Limitations & Future Work¶
- Text prompts are fixed to generic descriptions, falling short of leveraging image-content-adaptive semantic information.
- The SNR threshold of 1.44 (upper bound of time step 250) is manually selected, and the sensitivity of the threshold selection is not fully discussed.
- Evaluated only on the \(\times 4\) SR task without generalizing to other scaling factors or image restoration tasks.
- The architecture of the noise prediction network is relatively simple (based on VQGAN encoder); a stronger architecture might yield better results.

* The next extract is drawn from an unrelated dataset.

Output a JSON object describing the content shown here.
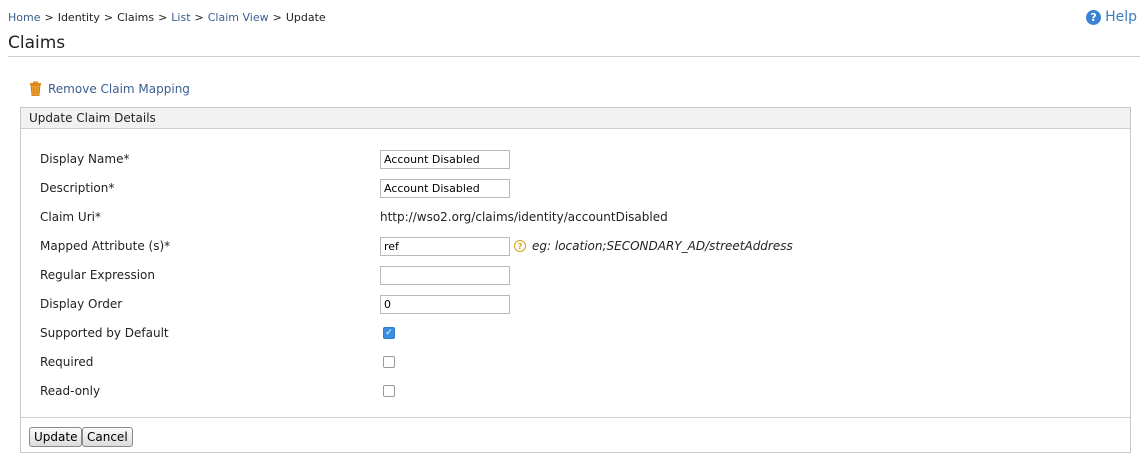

- The degradation model still relies on a synthetic pipeline (RealESRGAN). Its performance under more extreme, real-world degradations remains to be validated.
Related Work & Insights¶
- Diffusion Prior for SR: Unlike fine-tuning methods such as StableSR, DiffBIR, and SeeSR, InvSR keeps the diffusion model completely untouched. This "no modification of foundation models" philosophy aligns with the design principles of Adapter/LoRA.
- GAN Inversion \(\to\) Diffusion Inversion: This work successfully transfers the concept of "finding the optimal latent space representation" from GAN inversion to diffusion models, providing a valuable methodological leap.
- Single-Step Distillation Methods: Compared to specialized single-step methods like OSEDiff, InvSR supports both single-step and multi-step sampling, offering greater flexibility.
- Inspiration for Image Editing and Inpainting: The core idea of the PnP strategy (harnessing approximations of target images to construct intermediate diffusion states) has broad applicability.
Rating¶
- Novelty: ⭐⭐⭐⭐ Utilizing diffusion inversion for SR is not completely new, but the design of the PnP strategy and arbitrary-step sampling is highly creative.
- Experimental Thoroughness: ⭐⭐⭐⭐⭐ Comprehensive with multiple datasets, multiple metrics, multi-step ablations, comparisons with 9 methods, and running time analysis.
- Writing Quality: ⭐⭐⭐⭐⭐ Clear motivations, rigorous derivations, well-structured charts and tables, and highly coherent logic throughout.
- Value: ⭐⭐⭐⭐ Simple, efficient, and effective, with highly practical application value and potential for methodological generalization.